L'affaire du réajustement des salaires continue d'entretenir la polémique. Alors que la décision prise mardi par le Conseil des ministres d’augmenter le salaire minimum (de 500.000 LL à 700.000 LL) ainsi que les salaires inférieurs à 1.000.000 de livres libanaises de 200.000 LL, et les salaires entre 1.000.000 LL et 1.800.000 L.L. de 300.000 L.L., continue de faire des vagues, une nouvelle réunion a eu lieu aujourd'hui, entre le chef du syndicat des travailleurs (CGTL) Ghassan Ghosn et le Premier ministre Nagib Mikati.
A l'issue de cette réunion, M. Ghosn a déclaré que le syndicat a refusé la hausse des salaires telle que proposée par le Conseil des ministres dès l’annonce de la décision. Selon lui, le gouvernement n'a accordé que la moitié des demandes du syndicat.
Un peu plus tard, la radio Voix du Liban rapportait, selon des sources présentes au Grand Sérail lors de la réunion entre M. Mikati et M. Ghosn, que le Premier ministre aurait accepté d’augmenter tous les salaires supérieurs à 1.000.000 L.L. de 300 000 L.L. Ce changement ne nécessiterait pas l'approbation du Conseil des ministres et devrait être inclus dans le décret-loi en voie de préparation.
Ghassan Ghosn a également critiqué le rejet de l'accord par les organismes économiques. "Personne n’est au-dessus des lois ou des travailleurs, a-t-il déclaré. La hausse des salaires doit toucher les secteurs public et privé".
Au cours d’une réunion extraordinaire tenue hier sous la présidence de l’ancien ministre Adnane Kassar au siège de la Chambre de commerce, d’industrie et d’agriculture de Beyrouth et du Mont-Liban, les dirigeants des organismes économiques – dont notamment le président de l’Association des industriels, Nehmat Frem, et le président de l’Association des commerçants de Beyrouth, Nicolas Chammas – ont annoncé sans détour qu’ils rejetaient en bloc les réajustements annoncés par le Premier ministre et qu’ils demandaient aux entreprises privées de ne pas les appliquer. Dans un communiqué publié au terme de leur réunion, les représentants du patronat ont souligné que la décision du gouvernement ne prend nullement en considération "les appréhensions des organismes économiques".

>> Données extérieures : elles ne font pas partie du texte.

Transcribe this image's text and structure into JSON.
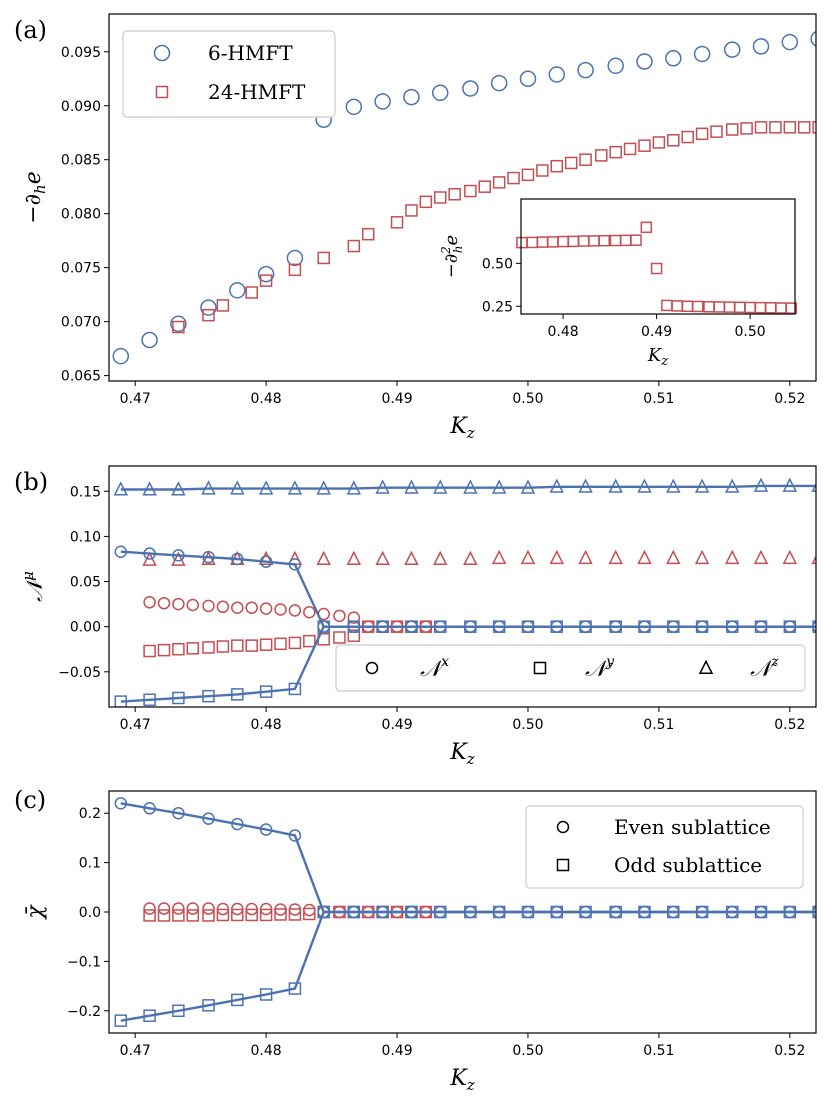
{
  "chart_data": [
    {
      "panel": "(a)",
      "type": "scatter",
      "xlabel": "K_z",
      "ylabel": "−∂_h e",
      "xlim": [
        0.468,
        0.522
      ],
      "ylim": [
        0.0645,
        0.0985
      ],
      "xticks": [
        "0.47",
        "0.48",
        "0.49",
        "0.50",
        "0.51",
        "0.52"
      ],
      "yticks": [
        "0.065",
        "0.070",
        "0.075",
        "0.080",
        "0.085",
        "0.090",
        "0.095"
      ],
      "legend": {
        "position": "top-left",
        "entries": [
          "6-HMFT",
          "24-HMFT"
        ]
      },
      "series": [
        {
          "name": "6-HMFT",
          "marker": "circle",
          "color": "#4c72b0",
          "x": [
            0.4689,
            0.4711,
            0.4733,
            0.4756,
            0.4778,
            0.48,
            0.4822,
            0.4844,
            0.4867,
            0.4889,
            0.4911,
            0.4933,
            0.4956,
            0.4978,
            0.5,
            0.5022,
            0.5044,
            0.5067,
            0.5089,
            0.5111,
            0.5133,
            0.5156,
            0.5178,
            0.52,
            0.5222
          ],
          "y": [
            0.0668,
            0.0683,
            0.0698,
            0.0713,
            0.0729,
            0.0744,
            0.0759,
            0.0887,
            0.0899,
            0.0904,
            0.0908,
            0.0912,
            0.0916,
            0.0921,
            0.0925,
            0.0929,
            0.0933,
            0.0937,
            0.0941,
            0.0944,
            0.0948,
            0.0952,
            0.0955,
            0.0959,
            0.0962
          ]
        },
        {
          "name": "24-HMFT",
          "marker": "square",
          "color": "#c44e52",
          "x": [
            0.4733,
            0.4744,
            0.4756,
            0.4767,
            0.4778,
            0.4789,
            0.48,
            0.4811,
            0.4822,
            0.4833,
            0.4844,
            0.4856,
            0.4867,
            0.4878,
            0.4889,
            0.49,
            0.4911,
            0.4922,
            0.4933,
            0.4944,
            0.4956,
            0.4967,
            0.4978,
            0.4989,
            0.5,
            0.5011,
            0.5022,
            0.5033,
            0.5044,
            0.5056,
            0.5067,
            0.5078,
            0.5089,
            0.51,
            0.5111,
            0.5122,
            0.5133,
            0.5144,
            0.5156,
            0.5167,
            0.5178,
            0.5189,
            0.52,
            0.5211,
            0.5222
          ],
          "y": [
            0.0695,
            0.07,
            0.0705,
            0.0711,
            0.0716,
            0.0722,
            0.0727,
            0.0732,
            0.0738,
            0.0743,
            0.0748,
            0.0754,
            0.0759,
            0.0765,
            0.077,
            0.0775,
            0.0781,
            0.0786,
            0.0791,
            0.0797,
            0.0802,
            0.0807,
            0.0812,
            0.0817,
            0.0821,
            0.0825,
            0.0829,
            0.0832,
            0.0836,
            0.0839,
            0.0843,
            0.0846,
            0.0849,
            0.0852,
            0.0854,
            0.0857,
            0.086,
            0.0862,
            0.0865,
            0.0867,
            0.087,
            0.0872,
            0.0875,
            0.0877,
            0.088
          ],
          "display_x": [
            0.4733,
            0.4756,
            0.4767,
            0.4789,
            0.48,
            0.4822,
            0.4844,
            0.4867,
            0.4878,
            0.49,
            0.4911,
            0.4922,
            0.4933,
            0.4944,
            0.4956,
            0.4967,
            0.4978,
            0.4989,
            0.5,
            0.5011,
            0.5022,
            0.5033,
            0.5044,
            0.5056,
            0.5067,
            0.5078,
            0.5089,
            0.51,
            0.5111,
            0.5122,
            0.5133,
            0.5144,
            0.5156,
            0.5167,
            0.5178,
            0.5189,
            0.52,
            0.5211,
            0.5222
          ],
          "display_y": [
            0.0695,
            0.0706,
            0.0715,
            0.0727,
            0.0738,
            0.0748,
            0.0759,
            0.077,
            0.0781,
            0.0792,
            0.0803,
            0.0811,
            0.0815,
            0.0818,
            0.0821,
            0.0825,
            0.0829,
            0.0833,
            0.0836,
            0.084,
            0.0844,
            0.0847,
            0.085,
            0.0854,
            0.0857,
            0.086,
            0.0863,
            0.0866,
            0.0868,
            0.0871,
            0.0874,
            0.0876,
            0.0878,
            0.0879,
            0.088,
            0.088,
            0.088,
            0.088,
            0.088
          ]
        }
      ],
      "inset": {
        "type": "scatter",
        "xlabel": "K_z",
        "ylabel": "−∂²_h e",
        "xlim": [
          0.4755,
          0.5048
        ],
        "ylim": [
          0.205,
          0.875
        ],
        "xticks": [
          "0.48",
          "0.49",
          "0.50"
        ],
        "yticks": [
          "0.25",
          "0.50"
        ],
        "series": [
          {
            "name": "24-HMFT",
            "marker": "square",
            "color": "#c44e52",
            "x": [
              0.4756,
              0.4767,
              0.4778,
              0.4789,
              0.48,
              0.4811,
              0.4822,
              0.4833,
              0.4844,
              0.4856,
              0.4867,
              0.4878,
              0.4889,
              0.49,
              0.4911,
              0.4922,
              0.4933,
              0.4944,
              0.4956,
              0.4967,
              0.4978,
              0.4989,
              0.5,
              0.5011,
              0.5022,
              0.5033,
              0.5044
            ],
            "y": [
              0.621,
              0.622,
              0.624,
              0.625,
              0.627,
              0.628,
              0.63,
              0.631,
              0.632,
              0.633,
              0.634,
              0.635,
              0.71,
              0.47,
              0.255,
              0.252,
              0.25,
              0.249,
              0.247,
              0.246,
              0.245,
              0.244,
              0.243,
              0.242,
              0.241,
              0.24,
              0.239
            ]
          }
        ]
      }
    },
    {
      "panel": "(b)",
      "type": "line",
      "xlabel": "K_z",
      "ylabel": "𝒩^μ",
      "xlim": [
        0.468,
        0.522
      ],
      "ylim": [
        -0.089,
        0.178
      ],
      "xticks": [
        "0.47",
        "0.48",
        "0.49",
        "0.50",
        "0.51",
        "0.52"
      ],
      "yticks": [
        "−0.05",
        "0.00",
        "0.05",
        "0.10",
        "0.15"
      ],
      "legend": {
        "position": "lower-right",
        "entries": [
          "𝒩^x",
          "𝒩^y",
          "𝒩^z"
        ]
      },
      "x": [
        0.4689,
        0.4711,
        0.4733,
        0.4756,
        0.4778,
        0.48,
        0.4822,
        0.4844,
        0.4867,
        0.4889,
        0.4911,
        0.4933,
        0.4956,
        0.4978,
        0.5,
        0.5022,
        0.5044,
        0.5067,
        0.5089,
        0.5111,
        0.5133,
        0.5156,
        0.5178,
        0.52,
        0.5222
      ],
      "series": [
        {
          "name": "𝒩^x (6-HMFT)",
          "marker": "circle",
          "color": "#4c72b0",
          "line": true,
          "y": [
            0.083,
            0.081,
            0.079,
            0.077,
            0.075,
            0.072,
            0.069,
            0.0,
            0.0,
            0.0,
            0.0,
            0.0,
            0.0,
            0.0,
            0.0,
            0.0,
            0.0,
            0.0,
            0.0,
            0.0,
            0.0,
            0.0,
            0.0,
            0.0,
            0.0
          ]
        },
        {
          "name": "𝒩^y (6-HMFT)",
          "marker": "square",
          "color": "#4c72b0",
          "line": true,
          "y": [
            -0.083,
            -0.081,
            -0.079,
            -0.077,
            -0.075,
            -0.072,
            -0.069,
            0.0,
            0.0,
            0.0,
            0.0,
            0.0,
            0.0,
            0.0,
            0.0,
            0.0,
            0.0,
            0.0,
            0.0,
            0.0,
            0.0,
            0.0,
            0.0,
            0.0,
            0.0
          ]
        },
        {
          "name": "𝒩^z (6-HMFT)",
          "marker": "triangle",
          "color": "#4c72b0",
          "line": true,
          "y": [
            0.152,
            0.152,
            0.152,
            0.153,
            0.153,
            0.153,
            0.153,
            0.153,
            0.153,
            0.154,
            0.154,
            0.154,
            0.154,
            0.154,
            0.154,
            0.155,
            0.155,
            0.155,
            0.155,
            0.155,
            0.155,
            0.155,
            0.156,
            0.156,
            0.156
          ]
        },
        {
          "name": "𝒩^x (24-HMFT)",
          "marker": "circle",
          "color": "#c44e52",
          "line": false,
          "x": [
            0.4711,
            0.4722,
            0.4733,
            0.4744,
            0.4756,
            0.4767,
            0.4778,
            0.4789,
            0.48,
            0.4811,
            0.4822,
            0.4833,
            0.4844,
            0.4856,
            0.4867,
            0.4878,
            0.4889,
            0.49,
            0.4911,
            0.4922
          ],
          "y": [
            0.027,
            0.026,
            0.025,
            0.024,
            0.023,
            0.022,
            0.021,
            0.021,
            0.02,
            0.019,
            0.018,
            0.016,
            0.014,
            0.012,
            0.01,
            0.0,
            0.0,
            0.0,
            0.0,
            0.0
          ]
        },
        {
          "name": "𝒩^y (24-HMFT)",
          "marker": "square",
          "color": "#c44e52",
          "line": false,
          "x": [
            0.4711,
            0.4722,
            0.4733,
            0.4744,
            0.4756,
            0.4767,
            0.4778,
            0.4789,
            0.48,
            0.4811,
            0.4822,
            0.4833,
            0.4844,
            0.4856,
            0.4867,
            0.4878,
            0.4889,
            0.49,
            0.4911,
            0.4922
          ],
          "y": [
            -0.027,
            -0.026,
            -0.025,
            -0.024,
            -0.023,
            -0.022,
            -0.021,
            -0.021,
            -0.02,
            -0.019,
            -0.018,
            -0.016,
            -0.014,
            -0.012,
            -0.01,
            0.0,
            0.0,
            0.0,
            0.0,
            0.0
          ]
        },
        {
          "name": "𝒩^z (24-HMFT)",
          "marker": "triangle",
          "color": "#c44e52",
          "line": false,
          "x": [
            0.4711,
            0.4733,
            0.4756,
            0.4778,
            0.48,
            0.4822,
            0.4844,
            0.4867,
            0.4889,
            0.4911,
            0.4933,
            0.4956,
            0.4978,
            0.5,
            0.5022,
            0.5044,
            0.5067,
            0.5089,
            0.5111,
            0.5133,
            0.5156,
            0.5178,
            0.52,
            0.5222
          ],
          "y": [
            0.074,
            0.074,
            0.075,
            0.075,
            0.075,
            0.075,
            0.075,
            0.075,
            0.075,
            0.075,
            0.075,
            0.075,
            0.076,
            0.076,
            0.076,
            0.076,
            0.076,
            0.076,
            0.076,
            0.076,
            0.076,
            0.076,
            0.076,
            0.076
          ]
        }
      ]
    },
    {
      "panel": "(c)",
      "type": "line",
      "xlabel": "K_z",
      "ylabel": "χ̄",
      "xlim": [
        0.468,
        0.522
      ],
      "ylim": [
        -0.245,
        0.245
      ],
      "xticks": [
        "0.47",
        "0.48",
        "0.49",
        "0.50",
        "0.51",
        "0.52"
      ],
      "yticks": [
        "−0.2",
        "−0.1",
        "0.0",
        "0.1",
        "0.2"
      ],
      "legend": {
        "position": "top-right",
        "entries": [
          "Even sublattice",
          "Odd sublattice"
        ]
      },
      "x": [
        0.4689,
        0.4711,
        0.4733,
        0.4756,
        0.4778,
        0.48,
        0.4822,
        0.4844,
        0.4867,
        0.4889,
        0.4911,
        0.4933,
        0.4956,
        0.4978,
        0.5,
        0.5022,
        0.5044,
        0.5067,
        0.5089,
        0.5111,
        0.5133,
        0.5156,
        0.5178,
        0.52,
        0.5222
      ],
      "series": [
        {
          "name": "Even sublattice (6-HMFT)",
          "marker": "circle",
          "color": "#4c72b0",
          "line": true,
          "y": [
            0.22,
            0.21,
            0.2,
            0.189,
            0.178,
            0.167,
            0.155,
            0.0,
            0.0,
            0.0,
            0.0,
            0.0,
            0.0,
            0.0,
            0.0,
            0.0,
            0.0,
            0.0,
            0.0,
            0.0,
            0.0,
            0.0,
            0.0,
            0.0,
            0.0
          ]
        },
        {
          "name": "Odd sublattice (6-HMFT)",
          "marker": "square",
          "color": "#4c72b0",
          "line": true,
          "y": [
            -0.22,
            -0.21,
            -0.2,
            -0.189,
            -0.178,
            -0.167,
            -0.155,
            0.0,
            0.0,
            0.0,
            0.0,
            0.0,
            0.0,
            0.0,
            0.0,
            0.0,
            0.0,
            0.0,
            0.0,
            0.0,
            0.0,
            0.0,
            0.0,
            0.0,
            0.0
          ]
        },
        {
          "name": "Even sublattice (24-HMFT)",
          "marker": "circle",
          "color": "#c44e52",
          "line": false,
          "x": [
            0.4711,
            0.4722,
            0.4733,
            0.4744,
            0.4756,
            0.4767,
            0.4778,
            0.4789,
            0.48,
            0.4811,
            0.4822,
            0.4833,
            0.4844,
            0.4856,
            0.4867,
            0.4878,
            0.4889,
            0.49,
            0.4911,
            0.4922
          ],
          "y": [
            0.007,
            0.007,
            0.007,
            0.007,
            0.007,
            0.006,
            0.006,
            0.006,
            0.006,
            0.005,
            0.005,
            0.004,
            0.0,
            0.0,
            0.0,
            0.0,
            0.0,
            0.0,
            0.0,
            0.0
          ]
        },
        {
          "name": "Odd sublattice (24-HMFT)",
          "marker": "square",
          "color": "#c44e52",
          "line": false,
          "x": [
            0.4711,
            0.4722,
            0.4733,
            0.4744,
            0.4756,
            0.4767,
            0.4778,
            0.4789,
            0.48,
            0.4811,
            0.4822,
            0.4833,
            0.4844,
            0.4856,
            0.4867,
            0.4878,
            0.4889,
            0.49,
            0.4911,
            0.4922
          ],
          "y": [
            -0.007,
            -0.007,
            -0.007,
            -0.007,
            -0.007,
            -0.006,
            -0.006,
            -0.006,
            -0.006,
            -0.005,
            -0.005,
            -0.004,
            0.0,
            0.0,
            0.0,
            0.0,
            0.0,
            0.0,
            0.0,
            0.0
          ]
        }
      ]
    }
  ],
  "colors": {
    "blue": "#4c72b0",
    "red": "#c44e52"
  }
}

Le communiqué affirme en outre que le réajustement annoncé par le gouvernement viole les articles 44 et 45 du code de travail ainsi que les conventions internationales qui stipulent que l’État ne peut décider d’un réajustement qu’au niveau du salaire minimum.
Les organismes économiques sont déterminés sur ce plan à recourir au Conseil d’État afin de bloquer la décision du gouvernement. A ce sujet, le ministre libanais des Finances, Mohammad Safadi, a déclaré aujourd’hui que le cabinet était intervenu "plus qu’il ne l’aurait dû", en ce qui concerne le réajustement des salaires. "En tant qu’État, nous ne devrions pas intervenir au-delà de la fixation du salaire minimum. Nous sommes intervenus plus que nous ne l’aurions dû, mais ceci était demandé par toutes les parties", a-t-il affirmé à la Voix du Liban (100.5). Le ministre des Finances a ajouté que la décision du gouvernement n’exclut pas une hausse des salaires supérieurs à 1.800.000 L.L. dans le secteur privé, mais que cette hausse devrait être le fruit d’un accord entre les employeurs et leurs salariés.

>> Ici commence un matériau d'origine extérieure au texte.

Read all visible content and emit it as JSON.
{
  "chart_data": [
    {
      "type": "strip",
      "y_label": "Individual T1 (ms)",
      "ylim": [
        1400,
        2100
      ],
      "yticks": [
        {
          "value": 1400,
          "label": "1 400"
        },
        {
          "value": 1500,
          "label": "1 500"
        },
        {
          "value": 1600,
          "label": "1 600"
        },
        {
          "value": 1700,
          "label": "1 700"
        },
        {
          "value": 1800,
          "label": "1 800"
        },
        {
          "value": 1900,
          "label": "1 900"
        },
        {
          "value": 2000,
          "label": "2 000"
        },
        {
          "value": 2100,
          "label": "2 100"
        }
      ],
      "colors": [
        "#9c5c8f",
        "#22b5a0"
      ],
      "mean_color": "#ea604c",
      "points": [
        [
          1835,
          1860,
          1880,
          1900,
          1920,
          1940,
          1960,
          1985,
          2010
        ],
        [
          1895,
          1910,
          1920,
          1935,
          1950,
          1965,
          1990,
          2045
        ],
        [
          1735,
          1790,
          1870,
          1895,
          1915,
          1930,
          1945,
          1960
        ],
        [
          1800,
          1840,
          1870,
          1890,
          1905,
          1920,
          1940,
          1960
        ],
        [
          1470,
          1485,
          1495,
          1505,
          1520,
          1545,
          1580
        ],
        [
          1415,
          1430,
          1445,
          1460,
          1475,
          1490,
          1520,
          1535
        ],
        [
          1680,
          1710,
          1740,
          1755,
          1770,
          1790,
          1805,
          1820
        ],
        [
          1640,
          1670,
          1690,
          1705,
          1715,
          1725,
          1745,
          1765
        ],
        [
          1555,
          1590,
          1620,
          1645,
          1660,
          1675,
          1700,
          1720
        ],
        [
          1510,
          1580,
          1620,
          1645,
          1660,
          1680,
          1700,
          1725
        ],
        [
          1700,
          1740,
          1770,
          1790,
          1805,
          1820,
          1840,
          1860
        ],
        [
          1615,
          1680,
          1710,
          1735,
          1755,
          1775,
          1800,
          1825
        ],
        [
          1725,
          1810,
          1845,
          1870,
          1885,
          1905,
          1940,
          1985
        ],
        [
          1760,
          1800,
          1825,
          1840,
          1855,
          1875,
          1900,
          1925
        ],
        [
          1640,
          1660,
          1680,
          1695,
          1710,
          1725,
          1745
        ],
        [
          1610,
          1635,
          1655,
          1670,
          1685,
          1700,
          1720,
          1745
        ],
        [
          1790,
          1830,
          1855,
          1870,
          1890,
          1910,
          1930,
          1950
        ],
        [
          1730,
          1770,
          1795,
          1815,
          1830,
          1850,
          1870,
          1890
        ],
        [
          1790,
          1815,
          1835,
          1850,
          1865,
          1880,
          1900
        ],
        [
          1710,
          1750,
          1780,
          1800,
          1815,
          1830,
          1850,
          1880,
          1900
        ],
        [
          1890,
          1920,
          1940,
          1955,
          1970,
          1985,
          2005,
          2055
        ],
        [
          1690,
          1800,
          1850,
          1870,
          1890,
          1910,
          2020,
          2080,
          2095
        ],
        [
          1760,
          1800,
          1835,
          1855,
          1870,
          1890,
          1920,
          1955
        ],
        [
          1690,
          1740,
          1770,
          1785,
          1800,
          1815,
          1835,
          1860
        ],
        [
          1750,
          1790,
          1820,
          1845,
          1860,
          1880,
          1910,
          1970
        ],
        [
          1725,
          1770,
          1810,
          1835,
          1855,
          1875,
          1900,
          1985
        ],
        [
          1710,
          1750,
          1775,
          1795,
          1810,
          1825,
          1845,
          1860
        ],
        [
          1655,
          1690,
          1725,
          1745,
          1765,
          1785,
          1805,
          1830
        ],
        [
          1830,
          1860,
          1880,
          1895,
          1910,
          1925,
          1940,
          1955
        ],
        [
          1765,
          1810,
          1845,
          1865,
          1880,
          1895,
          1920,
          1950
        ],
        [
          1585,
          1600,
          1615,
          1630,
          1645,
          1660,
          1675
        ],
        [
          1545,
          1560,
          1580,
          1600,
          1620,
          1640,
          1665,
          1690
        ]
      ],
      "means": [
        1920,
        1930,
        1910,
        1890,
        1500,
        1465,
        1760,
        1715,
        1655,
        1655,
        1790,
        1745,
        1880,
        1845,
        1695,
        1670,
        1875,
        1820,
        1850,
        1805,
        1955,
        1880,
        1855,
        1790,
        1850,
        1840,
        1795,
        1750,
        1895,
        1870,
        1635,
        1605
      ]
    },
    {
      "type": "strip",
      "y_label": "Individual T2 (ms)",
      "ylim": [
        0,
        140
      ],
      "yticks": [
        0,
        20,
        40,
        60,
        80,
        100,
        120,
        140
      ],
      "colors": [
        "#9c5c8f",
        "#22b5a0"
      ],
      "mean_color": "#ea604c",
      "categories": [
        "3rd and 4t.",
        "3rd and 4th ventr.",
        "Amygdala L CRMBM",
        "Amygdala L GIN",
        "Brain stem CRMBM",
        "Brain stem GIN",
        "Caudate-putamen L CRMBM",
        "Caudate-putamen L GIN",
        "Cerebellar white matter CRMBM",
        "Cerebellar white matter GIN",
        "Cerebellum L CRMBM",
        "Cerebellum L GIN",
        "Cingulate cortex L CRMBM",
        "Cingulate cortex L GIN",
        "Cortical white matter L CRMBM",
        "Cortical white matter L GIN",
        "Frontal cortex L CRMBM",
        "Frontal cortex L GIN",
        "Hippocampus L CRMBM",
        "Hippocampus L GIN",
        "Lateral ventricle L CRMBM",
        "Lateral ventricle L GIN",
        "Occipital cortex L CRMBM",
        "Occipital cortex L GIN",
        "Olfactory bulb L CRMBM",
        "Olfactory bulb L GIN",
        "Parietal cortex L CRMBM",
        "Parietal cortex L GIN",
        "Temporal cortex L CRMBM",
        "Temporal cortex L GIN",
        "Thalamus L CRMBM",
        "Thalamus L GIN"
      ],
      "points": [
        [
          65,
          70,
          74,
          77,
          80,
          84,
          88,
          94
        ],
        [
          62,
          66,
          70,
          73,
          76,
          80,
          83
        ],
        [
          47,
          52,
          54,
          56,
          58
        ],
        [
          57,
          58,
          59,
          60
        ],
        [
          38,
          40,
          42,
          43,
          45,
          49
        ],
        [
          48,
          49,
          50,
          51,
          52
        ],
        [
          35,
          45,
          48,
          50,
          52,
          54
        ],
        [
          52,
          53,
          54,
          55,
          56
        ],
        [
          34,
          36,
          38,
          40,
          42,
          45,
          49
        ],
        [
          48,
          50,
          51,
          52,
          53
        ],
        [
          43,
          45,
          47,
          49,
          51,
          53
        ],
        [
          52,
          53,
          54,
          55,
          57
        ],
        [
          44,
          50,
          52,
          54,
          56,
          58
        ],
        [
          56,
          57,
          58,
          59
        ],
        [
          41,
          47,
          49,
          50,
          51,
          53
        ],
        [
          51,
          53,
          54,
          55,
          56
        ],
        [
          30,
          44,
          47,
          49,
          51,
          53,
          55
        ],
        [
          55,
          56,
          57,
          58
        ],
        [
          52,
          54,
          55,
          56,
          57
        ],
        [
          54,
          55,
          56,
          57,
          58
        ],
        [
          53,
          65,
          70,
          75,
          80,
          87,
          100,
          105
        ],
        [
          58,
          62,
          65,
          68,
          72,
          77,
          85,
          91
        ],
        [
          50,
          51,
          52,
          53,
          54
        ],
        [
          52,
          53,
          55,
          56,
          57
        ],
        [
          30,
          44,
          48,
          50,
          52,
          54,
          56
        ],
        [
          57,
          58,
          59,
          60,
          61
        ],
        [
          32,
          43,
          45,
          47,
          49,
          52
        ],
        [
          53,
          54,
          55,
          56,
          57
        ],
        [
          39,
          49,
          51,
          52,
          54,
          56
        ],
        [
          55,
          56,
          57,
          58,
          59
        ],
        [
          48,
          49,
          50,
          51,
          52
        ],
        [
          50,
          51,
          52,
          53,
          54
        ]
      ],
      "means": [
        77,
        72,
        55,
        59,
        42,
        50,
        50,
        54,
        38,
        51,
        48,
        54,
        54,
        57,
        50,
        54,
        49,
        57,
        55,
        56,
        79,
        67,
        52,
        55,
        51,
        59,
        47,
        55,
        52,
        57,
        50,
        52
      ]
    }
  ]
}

Le patronat n'est pas le seul a avoir rejeté l'accord sur le réajustement des salaires, puisque certains syndicats ont également proclamé leur opposition. Ainsi, le syndicat des enseignants a appelé à une grève mercredi prochain.

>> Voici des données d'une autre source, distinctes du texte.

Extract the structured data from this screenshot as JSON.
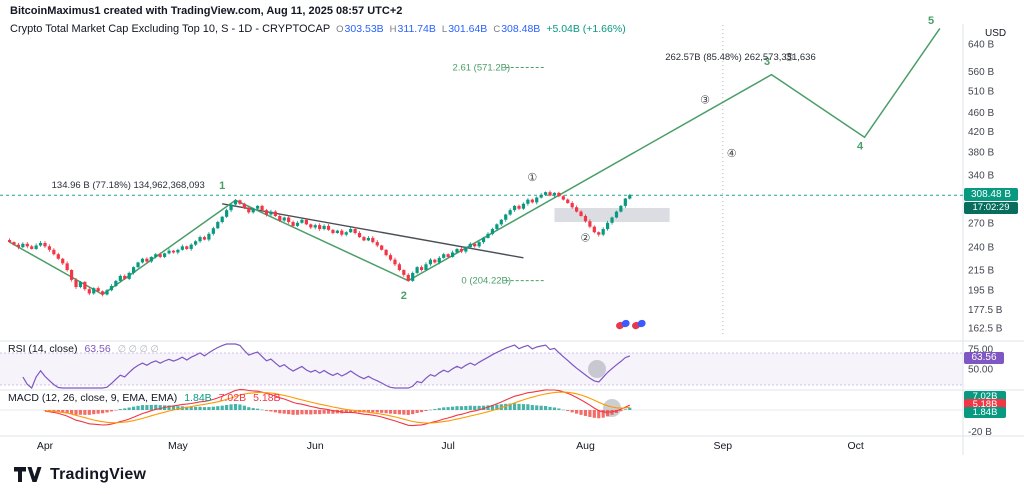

L'accord a été critiqué jusqu'au sein du gouvernement. Les ministres représentant le Courant patriotique libre (CPL, aouniste) ont aussi contesté les termes du compromis en question. Le ministre du Travail, Charbel Nahas, a ainsi réitéré son opposition "aux résultats des négociations car ils ne sont pas dans l’intérêt public, notamment à cause des grands problèmes techniques au niveau des calculs et de l’absence de hausse de salaire pour les salariés qui gagnent plus de 1.800.000 L.L. par mois". Lors d’une intervention sur la télévision du Hezbollah, al-Manar, M. Nahas a expliqué que son bloc veut "réformer la situation économique du Liban qui (…) n’encourage pas actuellement la productivité et la croissance". Les ministres du bloc du changement et de la réforme "continueront à défendre l’intérêt des Libanais", a-t-il ajouté.
M. Nahas a également déclaré que le gouvernement lui a demandé de préparer un décret-loi pour augmenter les salaires. Il a assuré qu’il allait le faire et le remettre au gouvernement, malgré l’opposition de son bloc à la décision du gouvernement.